Even should she forget,
I will never forget you. (Isaiah 49:15)
A mother’s love is the best image that we have of God’s love for us. Matthew himself will return to it:
Jerusalem, Jerusalem, you who kill the prophets and stone those sent to you, how many times I yearned to gather your children together, as a hen gathers her young under her wings, but you were unwilling! (Mt 23:37).
God’s response to this reluctance was not to abandon us, a reasonable solution, but for Jesus to die for us, a most unreasonable one. Love is not reasonable. And real loving, truly wishing the good of the other in all circumstances, is frightening. Even our very fitful human attempts to love are disturbing and destabilizing. All love binds and changes us.

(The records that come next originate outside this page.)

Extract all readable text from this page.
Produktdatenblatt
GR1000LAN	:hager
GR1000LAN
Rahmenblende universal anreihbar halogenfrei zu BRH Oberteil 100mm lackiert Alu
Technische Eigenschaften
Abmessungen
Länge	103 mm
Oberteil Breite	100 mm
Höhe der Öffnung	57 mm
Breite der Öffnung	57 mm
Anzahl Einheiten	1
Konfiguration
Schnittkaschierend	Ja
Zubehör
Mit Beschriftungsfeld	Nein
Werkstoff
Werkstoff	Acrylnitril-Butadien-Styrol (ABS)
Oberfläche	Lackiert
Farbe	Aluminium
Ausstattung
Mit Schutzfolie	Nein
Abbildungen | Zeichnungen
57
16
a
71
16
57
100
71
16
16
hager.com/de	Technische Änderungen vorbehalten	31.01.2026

It is necessary then for this all-powerful God to reassure us often, and “be not afraid” is used almost 300 times in the Bible. We are right to fear his power; indeed not in spite of the fact that He is love but because he is. He tells us not to be afraid because love can often be misunderstood in merely human terms, but he is love itself. He knows that he will change us to become more like him, but that also will make us more of who we truly are. It will also bind us more to one another, especially to those who are seen as fully human only by him.
This love is with us at every time of our lives. Today we will baptize 2 infants, Sebastian and Amy. They are at the very beginning of their journey with Jesus. This will be my last Sunday Mass at St. Charles, and I will now begin my final chapter of active ministry. Jesus has been with me in all the others as he will be with Sebastian and Amy for every part of their journey, helping us to do right, sustaining us when we do not, and loving us always.
There is nothing to fear. The most terrifying force in the universe has shown us in Jesus that God is not the spy in the sky above us, but the Spirit of love among us.